The west side of the mountain is covered with a type of dense tropical vegetation that makes access difficult. The east face of the mountain is covered with many hamlets, and unique cultivated terraces that reach the summit. The population has its special customs, and dresses differently from other people in other regions. Bura is still very well protected. However, a road on the east side is currently being expanded and paved. Consequently, an increased number of vehicles could threaten the balance of the area's biodiversity. Mountain communities isolated from many modern communications media preserve their peculiarities. The east side of the mountain is tentatively listed as a Cultural Heritage site (by UNESCO), while the west side is tentatively listed under the Natural Heritage category.
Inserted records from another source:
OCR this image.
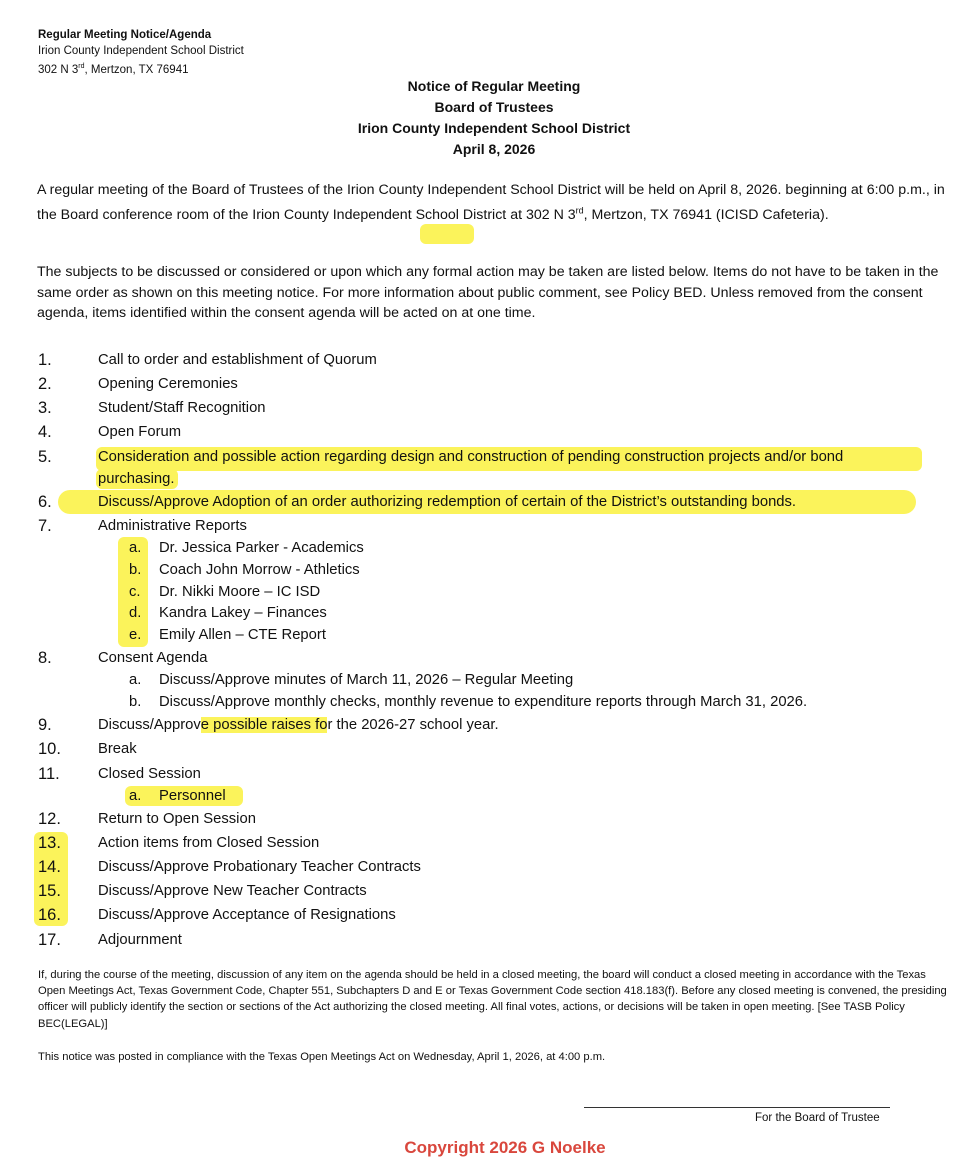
Regular Meeting Notice/Agenda
Irion County Independent School District
302 N 3rd, Mertzon, TX 76941
Notice of Regular Meeting
Board of Trustees
Irion County Independent School District
April 8, 2026
A regular meeting of the Board of Trustees of the Irion County Independent School District will be held on April 8, 2026. beginning at 6:00 p.m., in the Board conference room of the Irion County Independent School District at 302 N 3rd, Mertzon, TX 76941 (ICISD Cafeteria).
The subjects to be discussed or considered or upon which any formal action may be taken are listed below. Items do not have to be taken in the same order as shown on this meeting notice. For more information about public comment, see Policy BED. Unless removed from the consent agenda, items identified within the consent agenda will be acted on at one time.
1.	Call to order and establishment of Quorum
2.	Opening Ceremonies
3.	Student/Staff Recognition
4.	Open Forum
5.	Consideration and possible action regarding design and construction of pending construction projects and/or bond
purchasing.
6.	Discuss/Approve Adoption of an order authorizing redemption of certain of the District’s outstanding bonds.
7.	Administrative Reports
a. Dr. Jessica Parker - Academics
b. Coach John Morrow - Athletics
c. Dr. Nikki Moore – IC ISD
d. Kandra Lakey – Finances
e. Emily Allen – CTE Report
8.	Consent Agenda
a. Discuss/Approve minutes of March 11, 2026 – Regular Meeting
b. Discuss/Approve monthly checks, monthly revenue to expenditure reports through March 31, 2026.
9.	Discuss/Approve possible raises for the 2026-27 school year.
10.	Break
11.	Closed Session
a. Personnel
12.	Return to Open Session
13.	Action items from Closed Session
14.	Discuss/Approve Probationary Teacher Contracts
15.	Discuss/Approve New Teacher Contracts
16.	Discuss/Approve Acceptance of Resignations
17.	Adjournment
If, during the course of the meeting, discussion of any item on the agenda should be held in a closed meeting, the board will conduct a closed meeting in accordance with the Texas Open Meetings Act, Texas Government Code, Chapter 551, Subchapters D and E or Texas Government Code section 418.183(f). Before any closed meeting is convened, the presiding officer will publicly identify the section or sections of the Act authorizing the closed meeting. All final votes, actions, or decisions will be taken in open meeting. [See TASB Policy BEC(LEGAL)]
This notice was posted in compliance with the Texas Open Meetings Act on Wednesday, April 1, 2026, at 4:00 p.m.
For the Board of Trustee
Copyright 2026 G Noelke
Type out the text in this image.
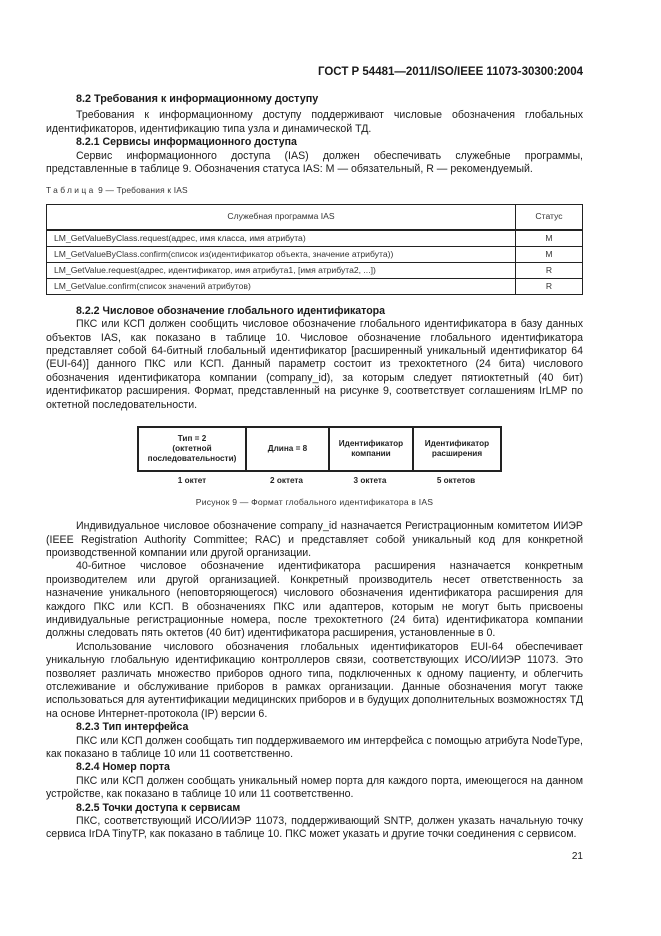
ГОСТ Р 54481—2011/ISO/IEEE 11073-30300:2004
8.2 Требования к информационному доступу

Требования к информационному доступу поддерживают числовые обозначения глобальных идентификаторов, идентификацию типа узла и динамической ТД.

8.2.1 Сервисы информационного доступа

Сервис информационного доступа (IAS) должен обеспечивать служебные программы, представленные в таблице 9. Обозначения статуса IAS: M — обязательный, R — рекомендуемый.

Таблица 9 — Требования к IAS
Служебная программа IAS	Статус
LM_GetValueByClass.request(адрес, имя класса, имя атрибута)	M
LM_GetValueByClass.confirm(список из(идентификатор объекта, значение атрибута))	M
LM_GetValue.request(адрес, идентификатор, имя атрибута1, [имя атрибута2, ...])	R
LM_GetValue.confirm(список значений атрибутов)	R
8.2.2 Числовое обозначение глобального идентификатора

ПКС или КСП должен сообщить числовое обозначение глобального идентификатора в базу данных объектов IAS, как показано в таблице 10. Числовое обозначение глобального идентификатора представляет собой 64-битный глобальный идентификатор [расширенный уникальный идентификатор 64 (EUI-64)] данного ПКС или КСП. Данный параметр состоит из трехоктетного (24 бита) числового обозначения идентификатора компании (company_id), за которым следует пятиоктетный (40 бит) идентификатор расширения. Формат, представленный на рисунке 9, соответствует соглашениям IrLMP по октетной последовательности.

Тип = 2
(октетной
последовательности)
Длина = 8
Идентификатор
компании
Идентификатор
расширения
1 октет	2 октета	3 октета	5 октетов
Рисунок 9 — Формат глобального идентификатора в IAS

Индивидуальное числовое обозначение company_id назначается Регистрационным комитетом ИИЭР (IEEE Registration Authority Committee; RAC) и представляет собой уникальный код для конкретной производственной компании или другой организации.

40-битное числовое обозначение идентификатора расширения назначается конкретным производителем или другой организацией. Конкретный производитель несет ответственность за назначение уникального (неповторяющегося) числового обозначения идентификатора расширения для каждого ПКС или КСП. В обозначениях ПКС или адаптеров, которым не могут быть присвоены индивидуальные регистрационные номера, после трехоктетного (24 бита) идентификатора компании должны следовать пять октетов (40 бит) идентификатора расширения, установленные в 0.

Использование числового обозначения глобальных идентификаторов EUI-64 обеспечивает уникальную глобальную идентификацию контроллеров связи, соответствующих ИСО/ИИЭР 11073. Это позволяет различать множество приборов одного типа, подключенных к одному пациенту, и облегчить отслеживание и обслуживание приборов в рамках организации. Данные обозначения могут также использоваться для аутентификации медицинских приборов и в будущих дополнительных возможностях ТД на основе Интернет-протокола (IP) версии 6.

8.2.3 Тип интерфейса

ПКС или КСП должен сообщать тип поддерживаемого им интерфейса с помощью атрибута NodeType, как показано в таблице 10 или 11 соответственно.

8.2.4 Номер порта

ПКС или КСП должен сообщать уникальный номер порта для каждого порта, имеющегося на данном устройстве, как показано в таблице 10 или 11 соответственно.

8.2.5 Точки доступа к сервисам

ПКС, соответствующий ИСО/ИИЭР 11073, поддерживающий SNTP, должен указать начальную точку сервиса IrDA TinyTP, как показано в таблице 10. ПКС может указать и другие точки соединения с сервисом.

21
Five ecological levels of vegetation show climatic differences along 2,000 meters, with bananas at growing at the foot of Jabal, and durum wheat at the top. This diverse ecology allows for the growth of various species of trees (30) and shrubs (40), of live and wild animals (10), reptiles (12), and a considerable number of endemic (+ 50) and migratory (30) birds etc. Several threats to the biodiversity exist: a lack of income jeopardizes the population's ability to protect their environment, and therefore the inhabitants cut down trees and shrubs to use as firewood. The construction of the new road across fragile landscapes to the summit will put pressure on the ecological balance and make access to the forest much easier, contributing to deforestation and allowing livestock to the graze the land. Recent legislation proposes to conserve the biodiversity by establishing a consortium with farmers and landowners. The legislation, approved by Parliament, will take action for development. Bura will be declared a "protected area", and the entire population is expected to receive economic benefits: a paved road, a health center, two schools, a greater distribution of water and electricity, loans, and beekeeping training for national and international tourists. This biodiversity is open to scientists of all disciplines and eco-tourism at the national and international levels.